Он еще забежал к познакомившей их женщине, но она реагировала спокойно: так уже бывало не раз, в эти часы Юренев никого не терпит рядом и выкарабкивается сам. Это что-то с мозговым кровоснабжением, сказала она. Посмотрела на Рубина прямо и жестко и очень буднично добавила:
— Так что однажды рядом никого не будет. Ну, счастливо вам доехать.
И встала, чтобы сухо попрощаться.
И конечно, Рубин завертелся в суете и не написал ни одного письма, хотя много раз собирался, сочинял шутливое начало и уже вот-вот садился писать.
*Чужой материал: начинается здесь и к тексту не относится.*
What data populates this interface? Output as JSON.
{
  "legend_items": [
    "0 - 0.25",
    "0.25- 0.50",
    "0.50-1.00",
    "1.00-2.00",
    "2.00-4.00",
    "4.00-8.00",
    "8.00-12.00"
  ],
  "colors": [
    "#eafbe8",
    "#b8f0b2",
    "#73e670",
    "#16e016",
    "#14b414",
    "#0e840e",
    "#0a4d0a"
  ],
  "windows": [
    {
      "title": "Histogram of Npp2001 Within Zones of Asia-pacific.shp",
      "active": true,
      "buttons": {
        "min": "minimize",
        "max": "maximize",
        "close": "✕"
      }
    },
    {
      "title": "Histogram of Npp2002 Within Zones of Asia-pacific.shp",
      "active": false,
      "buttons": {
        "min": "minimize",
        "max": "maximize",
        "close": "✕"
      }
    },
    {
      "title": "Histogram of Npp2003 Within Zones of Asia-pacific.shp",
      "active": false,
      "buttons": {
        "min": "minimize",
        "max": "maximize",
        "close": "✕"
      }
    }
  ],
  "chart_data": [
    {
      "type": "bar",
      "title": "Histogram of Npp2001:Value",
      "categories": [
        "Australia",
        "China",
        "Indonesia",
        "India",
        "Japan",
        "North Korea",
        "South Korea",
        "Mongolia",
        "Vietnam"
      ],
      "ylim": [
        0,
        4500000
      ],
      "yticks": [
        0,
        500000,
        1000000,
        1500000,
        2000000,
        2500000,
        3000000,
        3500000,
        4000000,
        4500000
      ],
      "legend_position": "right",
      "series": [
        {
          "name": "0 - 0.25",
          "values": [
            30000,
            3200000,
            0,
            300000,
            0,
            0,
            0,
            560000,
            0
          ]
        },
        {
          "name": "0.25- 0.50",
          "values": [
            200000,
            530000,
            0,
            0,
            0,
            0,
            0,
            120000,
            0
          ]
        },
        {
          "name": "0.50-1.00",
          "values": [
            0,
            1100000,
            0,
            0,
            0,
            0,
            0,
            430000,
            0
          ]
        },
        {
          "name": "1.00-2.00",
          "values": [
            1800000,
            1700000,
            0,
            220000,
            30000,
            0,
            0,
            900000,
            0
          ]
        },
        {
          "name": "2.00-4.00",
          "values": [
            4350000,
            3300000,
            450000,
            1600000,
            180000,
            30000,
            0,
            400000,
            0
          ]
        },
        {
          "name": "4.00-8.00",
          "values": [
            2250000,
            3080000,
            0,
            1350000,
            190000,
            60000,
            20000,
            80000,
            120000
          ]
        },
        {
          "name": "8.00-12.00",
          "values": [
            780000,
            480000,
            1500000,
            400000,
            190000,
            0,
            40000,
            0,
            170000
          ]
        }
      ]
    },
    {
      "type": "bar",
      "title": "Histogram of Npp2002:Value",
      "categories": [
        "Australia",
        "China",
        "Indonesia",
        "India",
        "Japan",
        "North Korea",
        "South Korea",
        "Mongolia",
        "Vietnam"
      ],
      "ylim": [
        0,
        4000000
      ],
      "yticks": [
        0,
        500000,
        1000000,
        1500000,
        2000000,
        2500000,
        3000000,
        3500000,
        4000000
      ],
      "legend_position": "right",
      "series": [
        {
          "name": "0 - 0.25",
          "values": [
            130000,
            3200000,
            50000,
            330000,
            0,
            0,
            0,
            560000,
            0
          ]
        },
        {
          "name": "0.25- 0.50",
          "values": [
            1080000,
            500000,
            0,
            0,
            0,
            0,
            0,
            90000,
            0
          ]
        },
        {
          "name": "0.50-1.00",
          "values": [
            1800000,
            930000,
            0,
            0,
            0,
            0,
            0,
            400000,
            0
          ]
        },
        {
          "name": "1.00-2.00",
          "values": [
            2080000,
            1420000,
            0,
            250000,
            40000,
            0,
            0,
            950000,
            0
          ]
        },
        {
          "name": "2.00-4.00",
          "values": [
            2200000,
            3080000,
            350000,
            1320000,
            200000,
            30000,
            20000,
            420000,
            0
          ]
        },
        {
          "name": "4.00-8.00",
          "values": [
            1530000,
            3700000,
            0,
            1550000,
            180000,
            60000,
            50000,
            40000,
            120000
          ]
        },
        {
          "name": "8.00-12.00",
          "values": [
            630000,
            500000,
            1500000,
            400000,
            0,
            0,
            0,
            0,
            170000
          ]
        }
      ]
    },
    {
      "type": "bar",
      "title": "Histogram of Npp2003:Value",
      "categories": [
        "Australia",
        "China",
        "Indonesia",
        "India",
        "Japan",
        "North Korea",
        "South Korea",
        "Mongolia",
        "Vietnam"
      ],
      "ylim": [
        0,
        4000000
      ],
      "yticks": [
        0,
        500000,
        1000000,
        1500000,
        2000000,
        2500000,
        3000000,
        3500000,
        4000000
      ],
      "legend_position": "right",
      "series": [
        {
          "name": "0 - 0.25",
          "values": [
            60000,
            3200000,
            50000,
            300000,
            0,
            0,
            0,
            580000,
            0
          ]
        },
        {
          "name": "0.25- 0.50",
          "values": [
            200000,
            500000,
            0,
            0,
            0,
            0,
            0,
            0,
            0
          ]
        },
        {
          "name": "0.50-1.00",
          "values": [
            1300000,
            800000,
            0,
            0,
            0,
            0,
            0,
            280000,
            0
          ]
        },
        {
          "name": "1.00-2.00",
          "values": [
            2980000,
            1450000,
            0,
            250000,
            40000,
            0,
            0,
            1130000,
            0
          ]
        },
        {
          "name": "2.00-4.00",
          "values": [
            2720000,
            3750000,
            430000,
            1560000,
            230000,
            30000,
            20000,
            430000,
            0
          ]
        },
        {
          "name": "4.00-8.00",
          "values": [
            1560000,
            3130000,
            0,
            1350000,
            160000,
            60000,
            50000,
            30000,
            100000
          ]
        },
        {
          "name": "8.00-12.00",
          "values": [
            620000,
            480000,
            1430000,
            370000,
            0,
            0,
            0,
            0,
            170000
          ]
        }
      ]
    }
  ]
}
И не выбрался приехать весной, ибо не было ни времени, ни денег.
А спустя какое-то время он узнал, что умер Юренев — тихо, но в больнице, куда успели его доставить, чтобы попусту и бессильно помельтешиться вокруг.
День воспоминаний выходил сегодня у Рубина, и никуда от них деться не удавалось.
Началось с утра, когда встретились на Пушкинской с приятелем — тому хотелось пожаловаться Рубину на жизнь и жену. Хоть давно уже были они с ней чужие люди, но уйти ему она не давала, угрожая каждый раз самоубийством и устраивая дикие сцены, когда он собирал рубашки, надеясь расстаться по- хорошему. Чем Рубин мог ему помочь, приятель не знал, тянуло выговориться, вот и позвонил.
Они шли по Страстному бульвару. Приятель бубнил о своих горестях, ничего путного Рубин посоветовать не мог, однако слушал покорно и привычно унылое бессмысленное бормотание.
Кончился Страстной бульвар, пошел Петровский.
Именно здесь неподалеку, вдруг вспомнил Рубин, был когда-то Дом крестьянина, устроенный в помещении бывшего ресторана «Эрмитаж», описанного еще Гиляровским. В тридцать первом или в тридцать втором году сюда хлынули тысячи крестьян. Это были исконные российские ходоки, ищущие правды, справедливости и защиты. Они приехали рассказать кому-нибудь из вождей о кошмаре, творящемся в их деревнях и селах, они верили, что это случайность, недоразумение, недобросовестность и перехлесты власти на местах. Что это именно отсюда, сверху, затеяно безжалостно и планомерно, они себе представить не могли. И как когда-то шли к царю, приехали они теперь сюда, надеясь и уповая на бессильного, убогого, никчемного и запуганного Калинина. Дом крестьянина, естественно, не вмещал эти многосотенные толпы нищих, голодных и растерянных людей, и по всему Петровскому бульвару тогда раскинулся огромный табор обреченных представителей обреченного крестьянства. Их не рисовали художники, их не принимали наркомы, их даже не трогала растерявшаяся без инструкций милиция. Они сидели, ходили, лежали по всему Петровскому бульвару, отчасти захватывая Неглинку. Здесь были мужики и бабы, девушки и парни, многие приехали с детьми.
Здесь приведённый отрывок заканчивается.